In 2000, Price contacted James McGaugh, a researcher at the University of California Irvine, who, along with Larry Cahill and Elizabeth Parker, began to study her remarkable memory by testing her recall of certain events. McGaugh explains, “The significant public events are a matter of record; we fact checked them. We were able to check her personal experiences against a diary she kept from the age of 10 to 34.” Although Price’s memory for personal events is extraordinarily detailed, she isn’t particularly skilled at rote memorization. In 2006, the three researchers published a study about Price (whom they refer to as AJ) in the journal Neurocase, available in PDF format.
The researchers called her condition “hyperthymestic syndrome,” or “hyperthymesia,” which essentially means superior autobiographical memory: “thymesia” means memory in Greek.
Some studies indicate that the prefrontal cortex, an area of the brain associated with executive function and decision making, is active when subjects are trying to suppress information. Not surprisingly, Price performed poorly on tests of these functions. A New Scientist article (available in PDF format) reviewing the Neurocase study speculates that “[Price] may be better at storing memories than most while also being worse at blocking their retrieval.”
Price was the first person to call attention to the condition. McGaugh and his colleagues are currently studying two other hyperthymestic subjects: Brad Williams, 52, a radio host, and BR, who chooses to remain anonymous.

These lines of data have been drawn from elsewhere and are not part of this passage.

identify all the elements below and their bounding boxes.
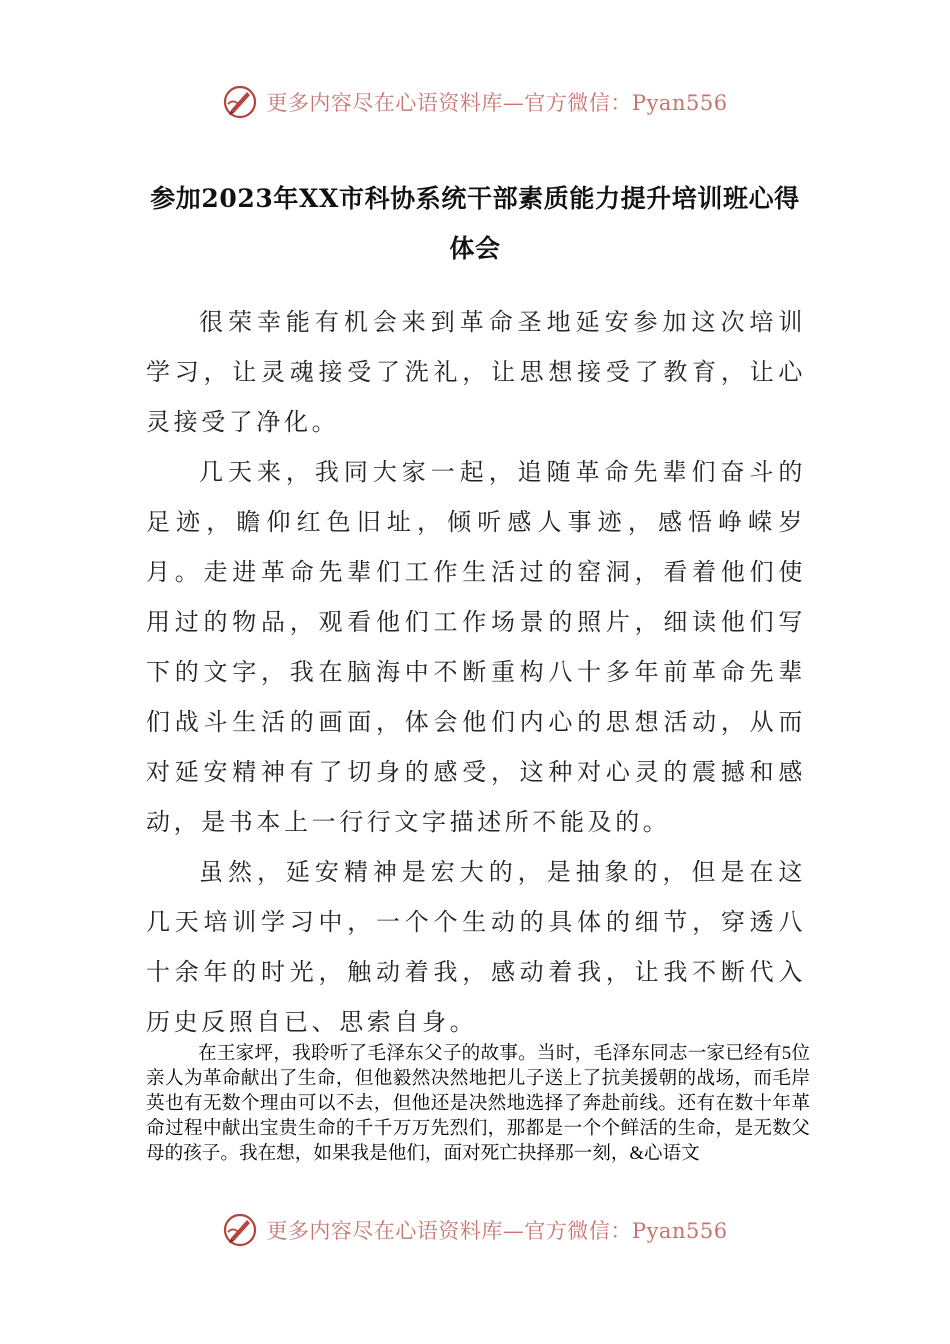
watermark-text: 更多内容尽在心语资料库—官方微信：Pyan556: [266, 1219, 728, 1243]
pen-seal-logo-icon: [222, 84, 258, 120]
watermark-banner-bottom: [0, 1210, 950, 1250]
paragraph: 很荣幸能有机会来到革命圣地延安参加这次培训学习，让灵魂接受了洗礼，让思想接受了教育，让心灵接受了净化。: [146, 308, 806, 436]
pen-seal-logo-icon: [222, 1212, 258, 1248]
document-body: [146, 297, 806, 1047]
watermark-banner-top: [0, 82, 950, 122]
watermark-text: 更多内容尽在心语资料库—官方微信：Pyan556: [266, 91, 728, 115]
paragraph: 几天来，我同大家一起，追随革命先辈们奋斗的足迹，瞻仰红色旧址，倾听感人事迹，感悟峥嵘岁月。走进革命先辈们工作生活过的窑洞，看着他们使用过的物品，观看他们工作场景的照片，细读他们写下的文字，我在脑海中不断重构八十多年前革命先辈们战斗生活的画面，体会他们内心的思想活动，从而对延安精神有了切身的感受，这种对心灵的震撼和感动，是书本上一行行文字描述所不能及的。: [146, 458, 806, 836]
paragraph: 虽然，延安精神是宏大的，是抽象的，但是在这几天培训学习中，一个个生动的具体的细节，穿透八十余年的时光，触动着我，感动着我，让我不断代入历史反照自已、思索自身。: [146, 858, 806, 1036]
small-paragraph: 在王家坪，我聆听了毛泽东父子的故事。当时，毛泽东同志一家已经有5位亲人为革命献出了生命，但他毅然决然地把儿子送上了抗美援朝的战场，而毛岸英也有无数个理由可以不去，但他还是决然地选择了奔赴前线。还有在数十年革命过程中献出宝贵生命的千千万万先烈们，那都是一个个鲜活的生命，是无数父母的孩子。我在想，如果我是他们，面对死亡抉择那一刻，&心语文: [146, 1043, 810, 1164]
document-title: 参加2023年XX市科协系统干部素质能力提升培训班心得体会: [150, 184, 800, 263]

McGaugh described the commonalities among the three subjects being tested. Two of the three are left-handed. All are packrats. Future research for all three subjects will include MRIs to examine brain structure and functional MRIs to study brain activity while subjects access memories.  Up to 50 other individuals may be hyperthymestic.
Brad Williams spoke to researchers after he read about the Neurocase study. Williams is a radio anchor in LaCrosse, Wisconsin. His brother is producing a documentary on his condition called “Unforgettable.”
“Jeopardy!” champion Ken Jennings competed with Brad Williams in a trivia quiz and reports that Williams “wiped the floor with me.” Jennings believes his memory and Williams’s are different creatures, and wonders what having William’s condition would be like: “Would you be more or less alert to the world around you? Would you be more inclined to learn from past mistakes and avoid repeating them? As near as I can tell, Brad is completely unmarked by his remarkable gift.”
McGaugh’s colleague, Larry Cahill, is also focused on the prevention and treatment of PTSD and believes studying hyperthymesia will “provide new insight into the how brains store memories.”
Recent studies have highlighted the benefits of brain games and physical exercises for improving memory naturally. Scientists already knew that exercise increases BDNF, a chemical that helps develop new synapses and reinforces old connections; recently, Newsweek reported on a study at Columbia University that indicated that exercise actually generates entirely new neurons in the hippocampus, a region associated with creating memories.
The blog Yes, ICantSeeYou reports on a University of California Irvine lecture in which Larry Cahill held a human brain before an audience, pointed to the hippocampus and said, “The memory must go through there in order to stick.” However, hyperthymesia case studies haven’t found anything special in the hippocampus of those subjects. Cahill explains, “My hope is that a sign may well point somewhere else entirely.”